Interim Safety Results of the Northstar and HGB 205-Studies
The safety profile of LentiGlobin in TDT continues to be consistent with myeloablative conditioning with the chemotherapy agent busulfan. In the Northstar study, five mild adverse events (AEs), all Grade 1, were characterized as possibly or probably related to LentiGlobin. Nine serious adverse events (SAEs) were reported, including two episodes of veno-occlusive liver disease; none were considered related to LentiGlobin. In HGB-205, there were three SAEs, all Grade 2 or 3. For both studies, all adverse events were treated with standard measures. There was no evidence of a single gene clone becoming dominant or of any patient developing a replication-competent strain of the viral vector. All patients who were engrafted survived.

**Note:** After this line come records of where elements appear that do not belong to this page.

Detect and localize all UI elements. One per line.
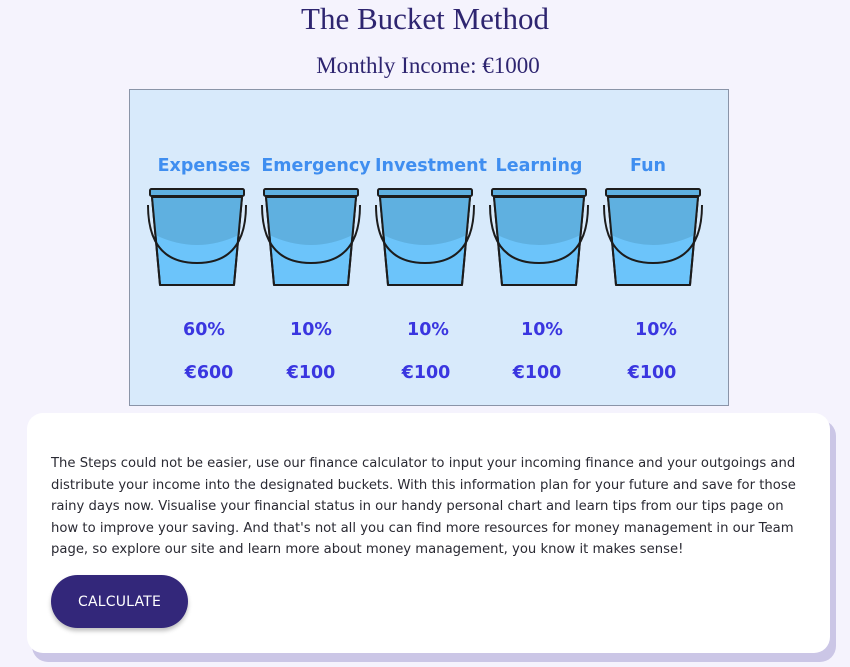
bucket-infographic: Expenses Emergency Investment Learning F… — [129, 89, 729, 406]
bucket-amount-emergency: €100 — [286, 363, 336, 383]
bucket-percent-fun: 10% — [635, 320, 677, 340]
bucket-label-investment: Investment — [375, 156, 487, 176]
bucket-investment-icon — [375, 188, 475, 286]
bucket-label-emergency: Emergency — [261, 156, 371, 176]
bucket-emergency-icon — [261, 188, 361, 286]
calculate-button[interactable]: CALCULATE — [51, 575, 188, 628]
bucket-amount-learning: €100 — [512, 363, 562, 383]
bucket-percent-investment: 10% — [407, 320, 449, 340]
bucket-percent-expenses: 60% — [183, 320, 225, 340]
bucket-percent-learning: 10% — [521, 320, 563, 340]
monthly-income-heading: Monthly Income: €1000 — [316, 53, 540, 78]
bucket-fun-icon — [603, 188, 703, 286]
bucket-amount-expenses: €600 — [184, 363, 234, 383]
bucket-label-fun: Fun — [630, 156, 666, 176]
bucket-learning-icon — [489, 188, 589, 286]
bucket-amount-investment: €100 — [401, 363, 451, 383]
bucket-expenses-icon — [147, 188, 247, 286]
page-title: The Bucket Method — [301, 1, 549, 36]
info-card-text: The Steps could not be easier, use our f… — [51, 456, 796, 557]
bucket-label-learning: Learning — [496, 156, 583, 176]
bucket-amount-fun: €100 — [627, 363, 677, 383]
bucket-percent-emergency: 10% — [290, 320, 332, 340]
bucket-label-expenses: Expenses — [158, 156, 251, 176]
info-card: The Steps could not be easier, use our f… — [27, 413, 830, 653]
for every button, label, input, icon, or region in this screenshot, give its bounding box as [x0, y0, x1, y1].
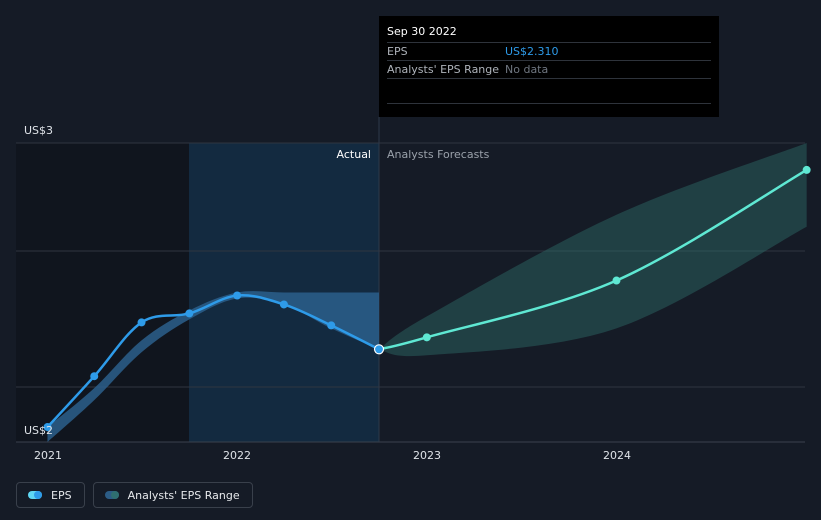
x-tick-label-0: 2021 — [34, 449, 62, 462]
tooltip-row-range: Analysts' EPS Range No data — [387, 60, 711, 78]
data-point-0-5 — [279, 300, 288, 309]
forecast-label: Analysts Forecasts — [387, 148, 490, 161]
y-axis-labels: US$3 US$2 — [24, 124, 53, 437]
data-point-0-6 — [327, 321, 336, 330]
legend-item-range[interactable]: Analysts' EPS Range — [92, 482, 253, 508]
range-swatch-icon — [104, 491, 119, 499]
y-tick-label-0: US$3 — [24, 124, 53, 137]
data-point-0-0 — [43, 423, 52, 432]
legend-eps-label: EPS — [51, 488, 72, 502]
x-tick-label-3: 2024 — [603, 449, 631, 462]
tooltip-eps-label: EPS — [387, 45, 408, 58]
series-points — [43, 165, 811, 432]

About UCSF Benioff Children’s Hospitals:
UCSF Benioff Children’s Hospitals are among the nation’s finest pediatric medical centers, according to U.S. News & World Report’s annual rankings. Their expertise covers virtually all pediatric conditions, including cancer, heart disease, neurological disorders, pulmonology, diabetes and endocrinology, as well as the care of critically ill newborns. The nonprofit UCSF Benioff Children’s Hospitals are committed to providing outstanding care to children in the Bay Area, California and beyond. They are known nationally and internationally for basic and clinical research, and are at the forefront of translating research into interventions for treating and preventing diseases. The Oakland campus has a highly regarded pediatric residency program and is one of only five ACS Pediatric level I trauma centers in California. The San Francisco campus is part of UC San Francisco, whose schools of Medicine, Pharmacy, Dentistry and Nursing lead the nation in research grants from the National Institutes of Health.